Vehículos blindados, equipos tácticos con entrenamiento en asalto a espacios fortificados, binomios caninos especializados en detección de restos humanos, peritos forenses con experiencia en exumaciones de fosas clandestinas, equipos de excavación mecánica y personal de la Comisión Nacional de Búsqueda que durante años ha trabajado en la identificación de víctimas de desaparición forzada en todo el país.
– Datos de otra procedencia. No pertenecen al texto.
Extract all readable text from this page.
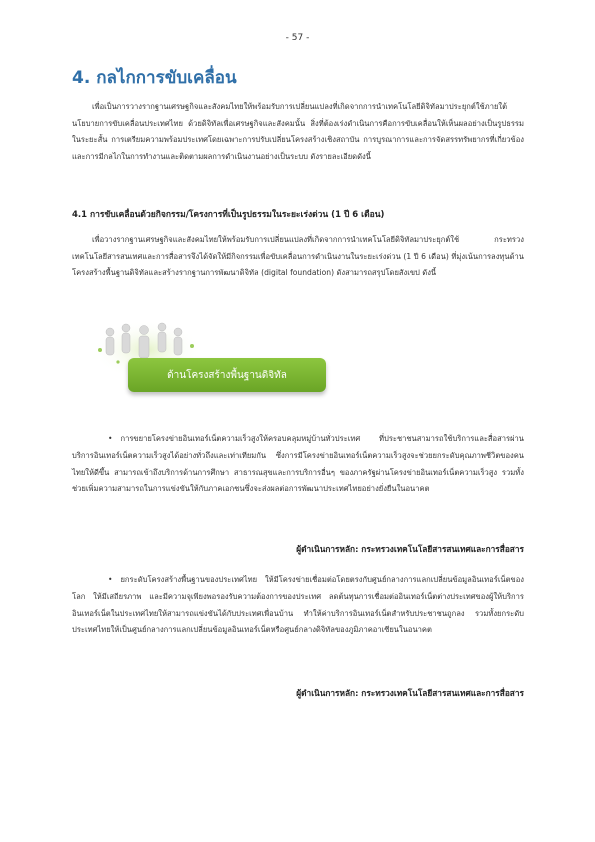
- 57 -
4. กลไกการขับเคลื่อน
เพื่อเป็นการวางรากฐานเศรษฐกิจและสังคมไทยให้พร้อมรับการเปลี่ยนแปลงที่เกิดจากการนำเทคโนโลยีดิจิทัลมาประยุกต์ใช้ภายใต้นโยบายการขับเคลื่อนประเทศไทย ด้วยดิจิทัลเพื่อเศรษฐกิจและสังคมนั้น สิ่งที่ต้องเร่งดำเนินการคือการขับเคลื่อนให้เห็นผลอย่างเป็นรูปธรรมในระยะสั้น การเตรียมความพร้อมประเทศโดยเฉพาะการปรับเปลี่ยนโครงสร้างเชิงสถาบัน การบูรณาการและการจัดสรรทรัพยากรที่เกี่ยวข้อง และการมีกลไกในการทำงานและติดตามผลการดำเนินงานอย่างเป็นระบบ ดังรายละเอียดดังนี้
4.1 การขับเคลื่อนด้วยกิจกรรม/โครงการที่เป็นรูปธรรมในระยะเร่งด่วน (1 ปี 6 เดือน)
เพื่อวางรากฐานเศรษฐกิจและสังคมไทยให้พร้อมรับการเปลี่ยนแปลงที่เกิดจากการนำเทคโนโลยีดิจิทัลมาประยุกต์ใช้ กระทรวงเทคโนโลยีสารสนเทศและการสื่อสารจึงได้จัดให้มีกิจกรรมเพื่อขับเคลื่อนการดำเนินงานในระยะเร่งด่วน (1 ปี 6 เดือน) ที่มุ่งเน้นการลงทุนด้านโครงสร้างพื้นฐานดิจิทัลและสร้างรากฐานการพัฒนาดิจิทัล (digital foundation) ดังสามารถสรุปโดยสังเขป ดังนี้
ด้านโครงสร้างพื้นฐานดิจิทัล
• การขยายโครงข่ายอินเทอร์เน็ตความเร็วสูงให้ครอบคลุมหมู่บ้านทั่วประเทศ ที่ประชาชนสามารถใช้บริการและสื่อสารผ่านบริการอินเทอร์เน็ตความเร็วสูงได้อย่างทั่วถึงและเท่าเทียมกัน ซึ่งการมีโครงข่ายอินเทอร์เน็ตความเร็วสูงจะช่วยยกระดับคุณภาพชีวิตของคนไทยให้ดีขึ้น สามารถเข้าถึงบริการด้านการศึกษา สาธารณสุขและการบริการอื่นๆ ของภาครัฐผ่านโครงข่ายอินเทอร์เน็ตความเร็วสูง รวมทั้งช่วยเพิ่มความสามารถในการแข่งขันให้กับภาคเอกชนซึ่งจะส่งผลต่อการพัฒนาประเทศไทยอย่างยั่งยืนในอนาคต
ผู้ดำเนินการหลัก: กระทรวงเทคโนโลยีสารสนเทศและการสื่อสาร
• ยกระดับโครงสร้างพื้นฐานของประเทศไทย ให้มีโครงข่ายเชื่อมต่อโดยตรงกับศูนย์กลางการแลกเปลี่ยนข้อมูลอินเทอร์เน็ตของโลก ให้มีเสถียรภาพ และมีความจุเพียงพอรองรับความต้องการของประเทศ ลดต้นทุนการเชื่อมต่ออินเทอร์เน็ตต่างประเทศของผู้ให้บริการอินเทอร์เน็ตในประเทศไทยให้สามารถแข่งขันได้กับประเทศเพื่อนบ้าน ทำให้ค่าบริการอินเทอร์เน็ตสำหรับประชาชนถูกลง รวมทั้งยกระดับประเทศไทยให้เป็นศูนย์กลางการแลกเปลี่ยนข้อมูลอินเทอร์เน็ตหรือศูนย์กลางดิจิทัลของภูมิภาคอาเซียนในอนาคต
ผู้ดำเนินการหลัก: กระทรวงเทคโนโลยีสารสนเทศและการสื่อสาร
 El despliegue fue simultáneo en las tres fincas para evitar que la intervención en una de ellas generara alerta en las otras y permitiera la destrucción de evidencia. Los accesos principales fueron bloqueados con vehículos blindados antes de que ningún elemento descendiera de los convoyes. Las rutas de salida secundarias fueron aseguradas por equipos en posiciones elevadas con capacidad de vigilancia completa del perímetro y las comunicaciones locales fueron monitoreadas en tiempo real para detectar cualquier intento de coordinar

resistencia o fuga desde el interior de las propiedades. Cuando todo el perímetro estuvo asegurado y no había posibilidad de que nadie saliera de las fincas sin ser interceptado, los equipos tácticos entraron con la rapidez y la contundencia que define este tipo de operaciones. Al grito de Fiscalía Guardia Nacional, manos arriba, los elementos irrumpieron en las construcciones principales de cada finca, mientras otros equipos se desplegaban hacia las áreas exteriores, hacia los establos, hacia los patios traseros, hacia las zonas boscosas que

rodean las propiedades y hacia cualquier espacio que pudiera contener evidencia de actividad delictiva. La resistencia fue mínima porque la sorpresa fue total. El personal que se encontraba en las fincas no tuvo tiempo de reaccionar de manera coordinada y fue reducido en cuestión de minutos sin que se registraran disparos ni enfrentamientos.